By adjusting v), the crimping force (Fn1 to Fn
The method according to claim 1, wherein 4) is commonly adjusted. 3. Pressing force (Fn) in each ink transfer device (4; 6) by adjusting movement of the ink transfer device toward and away from the transfer belt (1; 9). ) Is adjusted, the method according to claim 1 or 2. 4. A printing machine comprising: an endless conveyor belt for a substrate to be printed and a plurality of ink transfer devices, the ink transfer devices being arranged along a conveyor belt at a predetermined position. In the type arranged one behind the other at a distance and having one cylindrically curved surface facing the conveyor belt, the conveyor belt (1 ; 9) is the preload force (F
v) an ink transfer device (4; below), such that the plane of the approaching side of the conveyor belt and the plane of the moving away side intersect with each of the ink transferring devices at a predetermined angle.
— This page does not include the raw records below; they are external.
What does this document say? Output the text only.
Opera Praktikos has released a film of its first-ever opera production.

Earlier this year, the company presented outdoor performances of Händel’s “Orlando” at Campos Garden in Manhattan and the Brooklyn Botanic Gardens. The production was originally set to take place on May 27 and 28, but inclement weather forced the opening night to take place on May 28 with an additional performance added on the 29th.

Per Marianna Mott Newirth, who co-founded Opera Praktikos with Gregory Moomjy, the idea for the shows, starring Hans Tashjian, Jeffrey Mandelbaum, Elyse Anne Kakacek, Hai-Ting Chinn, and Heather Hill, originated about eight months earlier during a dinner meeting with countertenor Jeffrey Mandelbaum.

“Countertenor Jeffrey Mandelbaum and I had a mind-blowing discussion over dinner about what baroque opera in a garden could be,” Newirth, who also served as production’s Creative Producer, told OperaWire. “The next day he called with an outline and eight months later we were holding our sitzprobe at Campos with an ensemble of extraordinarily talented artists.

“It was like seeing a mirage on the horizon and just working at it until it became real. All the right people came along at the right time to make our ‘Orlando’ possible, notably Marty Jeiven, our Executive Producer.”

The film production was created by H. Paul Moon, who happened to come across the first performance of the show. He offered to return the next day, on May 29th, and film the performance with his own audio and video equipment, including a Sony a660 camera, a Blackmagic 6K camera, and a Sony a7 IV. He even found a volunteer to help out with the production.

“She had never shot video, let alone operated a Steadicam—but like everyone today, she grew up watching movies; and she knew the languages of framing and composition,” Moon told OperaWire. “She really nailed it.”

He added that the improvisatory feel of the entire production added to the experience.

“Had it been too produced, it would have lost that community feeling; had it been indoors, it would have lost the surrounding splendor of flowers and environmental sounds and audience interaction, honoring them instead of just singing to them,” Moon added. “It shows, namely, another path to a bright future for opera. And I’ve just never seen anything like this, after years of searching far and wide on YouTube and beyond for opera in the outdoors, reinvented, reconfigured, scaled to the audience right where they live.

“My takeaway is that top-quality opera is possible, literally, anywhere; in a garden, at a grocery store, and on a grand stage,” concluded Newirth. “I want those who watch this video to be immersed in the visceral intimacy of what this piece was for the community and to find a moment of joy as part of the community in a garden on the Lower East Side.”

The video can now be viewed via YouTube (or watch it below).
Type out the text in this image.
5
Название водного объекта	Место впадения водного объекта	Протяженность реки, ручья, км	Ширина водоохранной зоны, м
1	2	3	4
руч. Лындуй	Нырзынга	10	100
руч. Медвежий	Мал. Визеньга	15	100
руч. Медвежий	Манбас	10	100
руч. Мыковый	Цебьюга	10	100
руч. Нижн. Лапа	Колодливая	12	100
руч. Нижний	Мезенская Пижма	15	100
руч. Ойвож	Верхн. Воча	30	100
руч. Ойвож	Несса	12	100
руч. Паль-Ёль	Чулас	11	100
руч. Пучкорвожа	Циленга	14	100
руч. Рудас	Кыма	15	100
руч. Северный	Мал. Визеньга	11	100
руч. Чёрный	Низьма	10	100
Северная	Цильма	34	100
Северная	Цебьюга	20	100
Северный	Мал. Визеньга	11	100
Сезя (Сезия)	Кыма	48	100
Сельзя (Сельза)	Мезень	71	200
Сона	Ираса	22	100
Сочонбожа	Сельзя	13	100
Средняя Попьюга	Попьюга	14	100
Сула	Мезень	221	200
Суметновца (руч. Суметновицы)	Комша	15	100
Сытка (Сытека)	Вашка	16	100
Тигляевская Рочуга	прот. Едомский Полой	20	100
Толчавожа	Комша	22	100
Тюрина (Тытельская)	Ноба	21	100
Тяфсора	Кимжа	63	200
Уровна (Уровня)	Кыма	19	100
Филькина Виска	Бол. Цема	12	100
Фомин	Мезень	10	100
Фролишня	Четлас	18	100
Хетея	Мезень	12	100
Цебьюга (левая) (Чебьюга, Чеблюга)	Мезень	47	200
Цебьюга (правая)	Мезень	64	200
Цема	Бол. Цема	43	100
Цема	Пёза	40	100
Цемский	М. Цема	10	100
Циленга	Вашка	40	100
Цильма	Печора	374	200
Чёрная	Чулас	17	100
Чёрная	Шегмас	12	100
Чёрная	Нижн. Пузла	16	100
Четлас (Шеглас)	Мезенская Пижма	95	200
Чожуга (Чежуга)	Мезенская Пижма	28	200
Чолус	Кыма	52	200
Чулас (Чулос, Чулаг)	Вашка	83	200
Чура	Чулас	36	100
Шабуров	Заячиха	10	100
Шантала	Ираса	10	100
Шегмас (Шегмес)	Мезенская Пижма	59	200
6) is arranged and the substrate has an ink transfer device (4;
A printing machine, characterized in that it is adapted to be wound around a curved surface of 6) by a conveyor belt (1; 9). 5. A printing machine according to claim 4, wherein each inking device is a plate cylinder (4; 6) or a belt which circulates around a corresponding cylinder of the printing device. 6. A conveyor belt (1; 9) is adapted to circulate around a plurality of rollers (2, 3; 7, 8, 10, 11), at least one of which is a belt. 6. A printing press as claimed in claim 4 or 5, which is moveable and adjustable to adjust the tension. 7. The conveyor belt (1) is adapted to circulate around two rollers (2, 3) supported at a predetermined interval, and the preload force and elasticity of the conveyor belt are ,
Both belt sections of the conveyor belt do not touch each other,
7. The printing press according to claim 6, wherein the crimping forces (Fn1 to Fn4) are selected such that they can be adjusted in the desired area. 8. A direction in which each ink transfer device (4; 6) moves toward and away from the conveyor belt (1; 9) in order to adjust the respective crimping forces (Fn1 to Fn4). 8. The printing machine according to claim 4, wherein the printing machine is individually movable and adjustable. 9. The printing machine according to claim 4, wherein the printing machine is a digital printing machine.